Since then, Ford's two favorite photographers have met several times, both at Adams' home on the oceanside cliffs of Carmel, Calif., and at Kennerly's townhouse in Washington, D.C. Kennerly has acquired three Ansel Adamses, and Adams a David Hume Kennerly. "We once swapped one for one," recalls the younger man. But the most satisfying of their exchanges, says Kennerly, was photographing Adams for this week's cover story, which marks the publication of Adams' 35th book and the opening of a major exhibit of the work of the man who, at 77, is the nation's best-known art photographer. He is also the first photographer to appear on TIME's cover and, says his portraitist, "the most deserving subject I can think of--not only because of his contributions as artist and a conservationist. He is a celebration of the art of photography itself."

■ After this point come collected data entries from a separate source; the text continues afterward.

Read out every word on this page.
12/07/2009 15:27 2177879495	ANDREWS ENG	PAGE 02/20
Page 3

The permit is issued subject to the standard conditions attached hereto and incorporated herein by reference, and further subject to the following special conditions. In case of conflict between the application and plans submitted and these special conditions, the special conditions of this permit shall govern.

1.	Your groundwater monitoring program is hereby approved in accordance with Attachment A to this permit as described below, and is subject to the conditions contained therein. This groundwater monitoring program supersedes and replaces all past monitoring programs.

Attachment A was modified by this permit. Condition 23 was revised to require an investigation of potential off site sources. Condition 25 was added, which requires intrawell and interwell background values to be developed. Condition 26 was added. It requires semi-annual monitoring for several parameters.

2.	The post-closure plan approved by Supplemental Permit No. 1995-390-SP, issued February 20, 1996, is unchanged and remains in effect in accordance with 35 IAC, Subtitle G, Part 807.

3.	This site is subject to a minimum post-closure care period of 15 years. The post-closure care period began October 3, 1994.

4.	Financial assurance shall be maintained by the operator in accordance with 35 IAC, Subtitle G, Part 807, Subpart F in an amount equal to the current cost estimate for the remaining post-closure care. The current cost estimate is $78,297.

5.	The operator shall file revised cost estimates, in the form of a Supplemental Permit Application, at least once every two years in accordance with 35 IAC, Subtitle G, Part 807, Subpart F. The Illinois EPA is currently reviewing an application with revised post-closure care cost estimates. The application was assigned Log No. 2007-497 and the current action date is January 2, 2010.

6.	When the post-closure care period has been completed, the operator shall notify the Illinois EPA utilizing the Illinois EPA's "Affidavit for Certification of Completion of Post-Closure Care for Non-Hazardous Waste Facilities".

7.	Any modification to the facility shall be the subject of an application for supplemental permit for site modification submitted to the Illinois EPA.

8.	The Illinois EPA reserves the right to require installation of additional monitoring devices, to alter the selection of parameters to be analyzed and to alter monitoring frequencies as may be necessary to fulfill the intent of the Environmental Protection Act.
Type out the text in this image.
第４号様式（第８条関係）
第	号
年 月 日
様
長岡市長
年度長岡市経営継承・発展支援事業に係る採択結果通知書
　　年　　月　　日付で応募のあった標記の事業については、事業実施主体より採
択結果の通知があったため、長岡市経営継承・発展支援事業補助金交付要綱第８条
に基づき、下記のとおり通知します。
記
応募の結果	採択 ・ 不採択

Art Critic Robert Hughes, who wrote the story, spent several days in Carmel talking with Adams and examining his archives. "The people who think of Adams as a monument of the Old West are largely right," he concludes. "He is a bluff, sweet man with pronounced opinions that he doesn't hesitate to utter." Unfortunately for the house guest, one of Adams' strongest views concerns tobacco, and his home is papered with signs reading, "Thank you for not smoking. The American Cancer Society." Says Hughes: "Blistering rows occur if he smells smoke, so I would disappear into the garden, ostensibly to contemplate nature, but in fact to sneak a cigarette and bury the butt under a shrub." As a veteran connoisseur of art, architecture and antiquity, Hughes learned long ago to treat a monument with respect.